[Avodah] partnership minyanim
kennethgmiller at juno.com
Tue Feb 26 05:07:31 PST 2013
R' Meir Shinnar wrote:
> One could devise specific public roles for women as distinct
> from men, but the most natural (and conservative) one is to
> adopt those public roles for men for which there is no
> halachic impediment - and that is what Partnership minyanim
> aim to do. ... the need that drives it is not a rejection of
> gender roles per se - but a commitment to halacha as
> something more than meaningless rules ...

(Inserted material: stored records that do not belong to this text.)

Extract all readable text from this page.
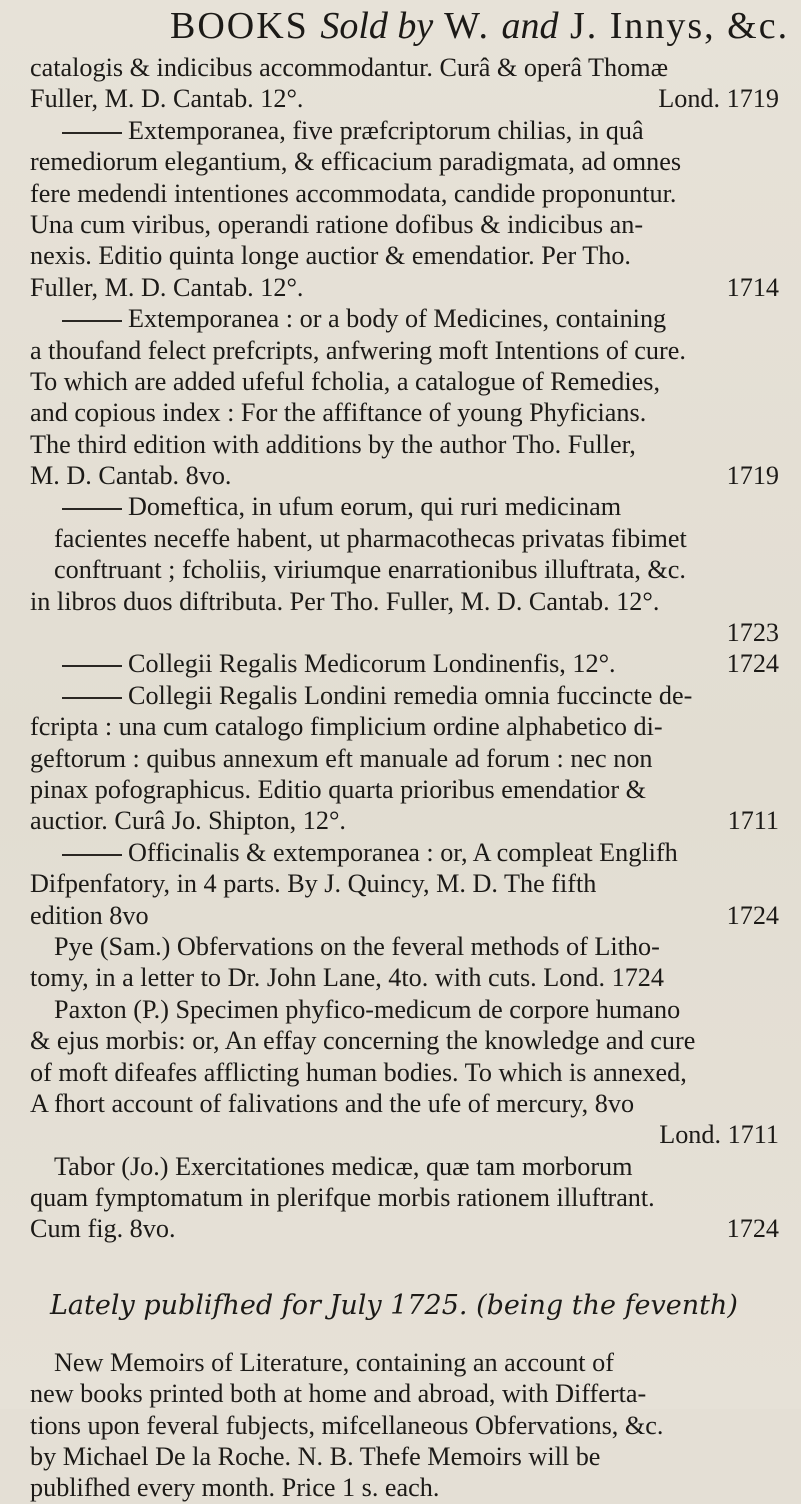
BOOKS Sold by W. and J. Innys, &c.
catalogis & indicibus accommodantur. Curâ & operâ Thomæ
Fuller, M. D. Cantab. 12°.	Lond. 1719
Extemporanea, five præfcriptorum chilias, in quâ
remediorum elegantium, & efficacium paradigmata, ad omnes
fere medendi intentiones accommodata, candide proponuntur.
Una cum viribus, operandi ratione dofibus & indicibus an-
nexis. Editio quinta longe auctior & emendatior. Per Tho.
Fuller, M. D. Cantab. 12°.	1714
Extemporanea : or a body of Medicines, containing
a thoufand felect prefcripts, anfwering moft Intentions of cure.
To which are added ufeful fcholia, a catalogue of Remedies,
and copious index : For the affiftance of young Phyficians.
The third edition with additions by the author Tho. Fuller,
M. D. Cantab. 8vo.	1719
Domeftica, in ufum eorum, qui ruri medicinam
facientes neceffe habent, ut pharmacothecas privatas fibimet
conftruant ; fcholiis, viriumque enarrationibus illuftrata, &c.
in libros duos diftributa. Per Tho. Fuller, M. D. Cantab. 12°.
1723
Collegii Regalis Medicorum Londinenfis, 12°.	1724
Collegii Regalis Londini remedia omnia fuccincte de-
fcripta : una cum catalogo fimplicium ordine alphabetico di-
geftorum : quibus annexum eft manuale ad forum : nec non
pinax pofographicus. Editio quarta prioribus emendatior &
auctior. Curâ Jo. Shipton, 12°.	1711
Officinalis & extemporanea : or, A compleat Englifh
Difpenfatory, in 4 parts. By J. Quincy, M. D. The fifth
edition 8vo	1724
Pye (Sam.) Obfervations on the feveral methods of Litho-
tomy, in a letter to Dr. John Lane, 4to. with cuts. Lond. 1724
Paxton (P.) Specimen phyfico-medicum de corpore humano
& ejus morbis: or, An effay concerning the knowledge and cure
of moft difeafes afflicting human bodies. To which is annexed,
A fhort account of falivations and the ufe of mercury, 8vo
Lond. 1711
Tabor (Jo.) Exercitationes medicæ, quæ tam morborum
quam fymptomatum in plerifque morbis rationem illuftrant.
Cum fig. 8vo.	1724
Lately publifhed for July 1725. (being the feventh)
New Memoirs of Literature, containing an account of
new books printed both at home and abroad, with Differta-
tions upon feveral fubjects, mifcellaneous Obfervations, &c.
by Michael De la Roche. N. B. Thefe Memoirs will be
publifhed every month. Price 1 s. each.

I agree that there is no deliberate and conscious rejection of gender roles, but this is only because it is a fait accompli. Our society has (almost) completely rejected gender roles. It is my opinion that when a person asks, "Why can't I do that?" it is not meant as a *deliberate* rebellion, but the question reveals the inner emotions: The starting point was a declarative "I ought to be able to do that", rather than an inquisitive "Should I want to do that?"
Culture is insidious. It hijacks our attitudes and colors our emotions, and we don't even realize it. I have previously remarked that the modern age has so thoroughly demonized slavery that it is difficult for us to imagine what the authentic Torah views on it were.
Gender is not the only area where Bnei Yisrael has been divided, and given specific roles. I have often read and heard that it is the role of the Leviim (and their elite, the Kohanim) to be the teachers. When did this change?
That may sound like a Purim question, but I mean it quite seriously. The gemara allows all the shevatim to learn Torah, and even to achieve great heights in Torah, to the point where a mamzer talmid chacham gets more kavod than a Kohen Gadol am haaretz. But that only concerns personal achievement (not unlike a woman who can learn as much as she wants.) When did it become acceptable for non-Leviim to be the *teachers*? Was there any discussion about it at the time?
Another data point: Yehuda is supposed to be the leadership, and I recall some cases where others took leadership and were sharply criticized for it. (Chanukah comes to mind, but I must apologize for lack of details. History is my weak point, and I hope others can fill in the blanks.)
I would add here that anyone can be a navi. But the role of a navi is quite distinct from politics. I would concede that his role is similar to teaching, but I'd suggest that if the Levi's world is what we would call book-learning, then that frees up real-world learning for the Navi to teach.
I'd like to see some discussion from those many listmembers whose grasp of history is stronger than mine, about these other role divisions.
When I see a non-Levi teaching Torah, has he usurped the Levi's role?
If he has NOT usurped the Levi's role, then what is the distinction?
If he HAS usurped the Levi, what is the justification for doing so?
If there is a justification, is it something that might be relevant for women vis-a-vis men's roles?